FDA Approves First AI-Powered Skin Cancer Diagnostic Tool
Source: Targeted Oncology, January 2024
DermaSensor provides quantitative, point-of-testing identification for skin cancer, including melanoma, basal cell carcinoma, and squamous cell carcinoma.
The DermaSensor device uses artificial intelligence (AI)-powered spectroscopy to identify cellular and subcellular characteristics of lesions.
The approval follows an observational study (NCT05126173) that evaluated the device in over 1000 patients and was led by the Mayo Clinic.
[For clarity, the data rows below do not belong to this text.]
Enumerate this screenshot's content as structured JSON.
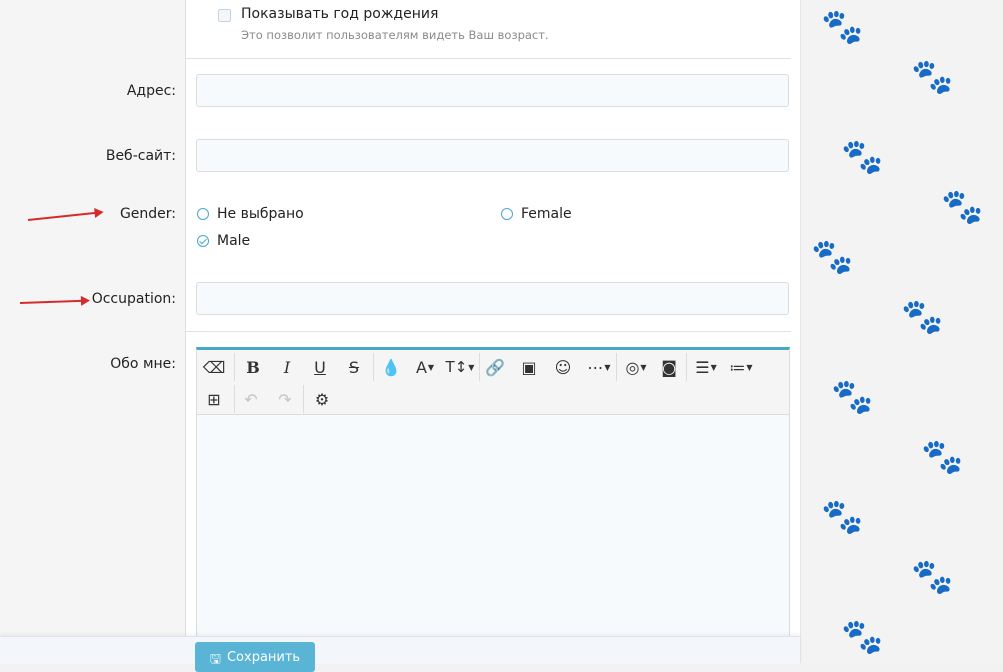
{
  "birth_year": {
    "label": "Показывать год рождения",
    "hint": "Это позволит пользователям видеть Ваш возраст."
  },
  "fields": {
    "address_label": "Адрес:",
    "address_value": "",
    "website_label": "Веб-сайт:",
    "website_value": "",
    "occupation_label": "Occupation:",
    "occupation_value": "",
    "about_label": "Обо мне:"
  },
  "gender": {
    "label": "Gender:",
    "options": [
      {
        "label": "Не выбрано",
        "checked": false
      },
      {
        "label": "Female",
        "checked": false
      },
      {
        "label": "Male",
        "checked": true
      }
    ]
  },
  "toolbar": {
    "icons": [
      "eraser-icon",
      "bold-icon",
      "italic-icon",
      "underline-icon",
      "strikethrough-icon",
      "color-icon",
      "font-family-icon",
      "font-size-icon",
      "link-icon",
      "image-icon",
      "smiley-icon",
      "more-icon",
      "spoiler-icon",
      "media-icon",
      "align-icon",
      "list-icon",
      "table-icon",
      "undo-icon",
      "redo-icon",
      "settings-icon"
    ]
  },
  "footer": {
    "save_label": "Сохранить"
  },
  "colors": {
    "accent": "#47a7c9",
    "button": "#5ab4d6",
    "arrow": "#d42c2c"
  }
}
The FDA has approved DermaSensor, the first AI-powered tool to diagnose skin cancer, including melanoma, basal cell carcinoma, and squamous cell carcinoma, at the point of testing and noninvasively.
DermaSensor is a wireless, handheld device that uses spectroscopy technology to examine lesions at cellular and subcellular levels, then analyze those characteristics using an FDA-cleared algorithm.1 The device was evaluated in the DERM-SUCCESS study which was led by the Mayo Clinic across 22 study centers and enrolled over 1000 patients. The DermaSensor device demonstrated a 96% sensitivity across all 224 types of skin cancers. Further, negative results from DermaSensor had a 97% chance of being benign across all skin cancers.